With the help of AVX and its 256-bit wide register in x64 mode, programs can calculate four floating point operations with double precision and eight floating point operations with single precision with, for example, a simple addition. There are four values ​​of double precision or eight values ​​of single precision in each of the 16 AVX registers, which are then offset with one partner.

With AVX2 the register width does not change, only some of the operations previously (with AVX) carried out with 128-bit (e.g. FMA: Fused-Multiply Add / Floating Point Multiply-Accumulate, Integer operations ...) were changed to 256-bit execution brought. This changes the number of available 256-bit SIMD operations. With a simple addition on a 64-bit architecture (only) four floating point operations with double precision and eight floating point operations with single precision are calculated simultaneously.

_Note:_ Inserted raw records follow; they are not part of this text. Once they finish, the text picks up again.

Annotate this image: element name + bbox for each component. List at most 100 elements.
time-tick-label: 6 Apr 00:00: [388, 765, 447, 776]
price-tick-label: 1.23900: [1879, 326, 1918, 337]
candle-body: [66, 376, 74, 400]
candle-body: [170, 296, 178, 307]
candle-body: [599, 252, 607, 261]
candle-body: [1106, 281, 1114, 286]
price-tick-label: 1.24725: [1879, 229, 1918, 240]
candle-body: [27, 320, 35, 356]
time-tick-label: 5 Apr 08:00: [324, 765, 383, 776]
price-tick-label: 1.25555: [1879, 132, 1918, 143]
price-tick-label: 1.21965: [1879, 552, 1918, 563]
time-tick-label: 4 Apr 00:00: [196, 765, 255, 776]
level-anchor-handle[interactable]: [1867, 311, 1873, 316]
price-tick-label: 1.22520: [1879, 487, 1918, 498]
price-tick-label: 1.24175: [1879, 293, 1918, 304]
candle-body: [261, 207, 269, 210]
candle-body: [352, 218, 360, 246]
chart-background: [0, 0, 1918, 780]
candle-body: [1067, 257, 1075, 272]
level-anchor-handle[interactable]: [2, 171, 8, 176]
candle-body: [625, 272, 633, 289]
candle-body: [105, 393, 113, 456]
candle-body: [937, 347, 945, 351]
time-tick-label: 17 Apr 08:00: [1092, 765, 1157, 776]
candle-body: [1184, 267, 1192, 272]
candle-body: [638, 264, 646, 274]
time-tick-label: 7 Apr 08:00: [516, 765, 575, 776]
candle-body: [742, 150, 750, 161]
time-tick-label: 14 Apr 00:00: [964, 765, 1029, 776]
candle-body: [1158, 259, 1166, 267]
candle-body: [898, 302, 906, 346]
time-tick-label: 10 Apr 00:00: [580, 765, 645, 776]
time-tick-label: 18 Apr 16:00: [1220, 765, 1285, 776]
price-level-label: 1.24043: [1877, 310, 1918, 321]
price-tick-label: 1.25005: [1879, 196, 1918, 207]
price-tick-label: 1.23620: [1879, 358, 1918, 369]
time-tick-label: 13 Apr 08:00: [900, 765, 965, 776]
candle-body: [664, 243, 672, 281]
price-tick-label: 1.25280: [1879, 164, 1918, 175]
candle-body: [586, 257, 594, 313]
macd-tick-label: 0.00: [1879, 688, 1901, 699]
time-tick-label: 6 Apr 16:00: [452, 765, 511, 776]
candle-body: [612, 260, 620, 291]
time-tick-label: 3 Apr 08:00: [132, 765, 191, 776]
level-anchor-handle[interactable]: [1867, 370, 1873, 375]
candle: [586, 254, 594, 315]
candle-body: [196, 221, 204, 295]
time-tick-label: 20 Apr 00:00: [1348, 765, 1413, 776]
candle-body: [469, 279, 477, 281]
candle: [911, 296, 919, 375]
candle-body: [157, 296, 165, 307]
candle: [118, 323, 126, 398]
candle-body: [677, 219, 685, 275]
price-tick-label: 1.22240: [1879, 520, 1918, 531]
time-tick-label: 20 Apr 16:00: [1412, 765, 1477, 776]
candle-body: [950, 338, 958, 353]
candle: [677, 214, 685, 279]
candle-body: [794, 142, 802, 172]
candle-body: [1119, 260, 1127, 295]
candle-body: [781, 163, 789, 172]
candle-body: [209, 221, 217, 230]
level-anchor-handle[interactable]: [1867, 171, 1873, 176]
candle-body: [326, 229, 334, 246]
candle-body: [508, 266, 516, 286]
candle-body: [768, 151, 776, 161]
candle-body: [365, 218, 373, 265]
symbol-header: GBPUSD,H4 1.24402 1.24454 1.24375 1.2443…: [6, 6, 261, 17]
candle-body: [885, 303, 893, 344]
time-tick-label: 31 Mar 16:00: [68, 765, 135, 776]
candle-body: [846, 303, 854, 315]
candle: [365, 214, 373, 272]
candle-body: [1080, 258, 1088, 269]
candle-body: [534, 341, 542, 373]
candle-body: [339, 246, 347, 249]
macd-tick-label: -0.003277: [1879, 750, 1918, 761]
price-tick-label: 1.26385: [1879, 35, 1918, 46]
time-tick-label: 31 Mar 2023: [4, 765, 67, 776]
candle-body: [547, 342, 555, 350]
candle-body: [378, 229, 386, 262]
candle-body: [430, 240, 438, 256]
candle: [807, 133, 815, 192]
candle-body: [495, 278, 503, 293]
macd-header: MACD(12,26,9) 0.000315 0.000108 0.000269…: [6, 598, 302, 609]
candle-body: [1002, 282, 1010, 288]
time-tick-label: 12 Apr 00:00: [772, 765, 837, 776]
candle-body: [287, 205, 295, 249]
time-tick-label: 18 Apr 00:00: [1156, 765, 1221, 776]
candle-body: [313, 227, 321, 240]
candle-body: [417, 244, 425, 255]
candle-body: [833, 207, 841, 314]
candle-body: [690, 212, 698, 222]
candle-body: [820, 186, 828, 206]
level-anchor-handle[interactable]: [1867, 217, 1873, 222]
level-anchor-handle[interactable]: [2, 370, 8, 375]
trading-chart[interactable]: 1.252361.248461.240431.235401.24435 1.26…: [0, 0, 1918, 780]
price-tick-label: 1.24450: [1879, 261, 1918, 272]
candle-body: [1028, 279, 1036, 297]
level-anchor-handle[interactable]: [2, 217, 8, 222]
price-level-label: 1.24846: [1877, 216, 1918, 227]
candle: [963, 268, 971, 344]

With the AVX-512, due to the double register width of 512-bit, there are eight additions with double precision or 16 additions with single precision per clock (on a 64-bit architecture).

The use of AVX-512 in the desktop segment is currently (2018) limited to the X299 chipset of the Skylake architecture for the 2066 socket and, since 2016, to a number of the Xeon processor series.

Individual evidence

  1. Thomas Hübner: SSE's successor is called AVX and is 256 bits wide. ComputerBase, March 17, 2008, accessed March 29, 2018 .
  2. James Reinders: AVX-512 Instructions . Intel . July 23, 2013. Retrieved March 3, 2017.
  3. x86_64 - support for AVX instructions . Retrieved November 20, 2013.
  4. FreeBSD 9.1-RELEASE Announcement . Retrieved May 20, 2013.
  5. Add support for the extended FPU states on amd64, both for native 64bit and 32bit ABIs . svnweb.freebsd.org. January 21, 2012. Retrieved January 22, 2012.
  6. x86: add linux kernel support for YMM state . Retrieved July 13, 2009.
  7. Linux 2.6.30 - Linux Kernel Newbies . Retrieved July 13, 2009.
  8. Twitter . Retrieved June 23, 2010.
  9. Theo de Raadt: OpenBSD 5.8. Retrieved December 7, 2015 .
  10. Floating-Point Support for 64-Bit Drivers . Retrieved December 6, 2009.
  11. Intel Offers Peek at Nehalem and Larrabee . ExtremeTech. March 17, 2008. Retrieved August 20, 2011.
  12. Bulldozer Roadmap . Joe Doe, AMD Developer blogs. May 7, 2009. Retrieved September 8, 2011.
  13. AMD Piledriver vs. Steamroller vs. Excavator - performance comparison of the architectures. (No longer available online.) In: Planet 3DNow! August 14, 2015, archived from the original on February 21, 2017 ; Retrieved February 20, 2017 .
  14. ^ ISA Extensions Programming Reference. Retrieved October 17, 2017 .
  15. Xeon SP Technical Overview. Retrieved October 17, 2017 .
  16. How to detect KNL instruction support. Retrieved October 17, 2017 .
  17. Gepner, Pavel. "Using AVX2 instruction set to increase performance of high performance computing code" , Computing and Informatics 36.5 (2017): 1001-1018.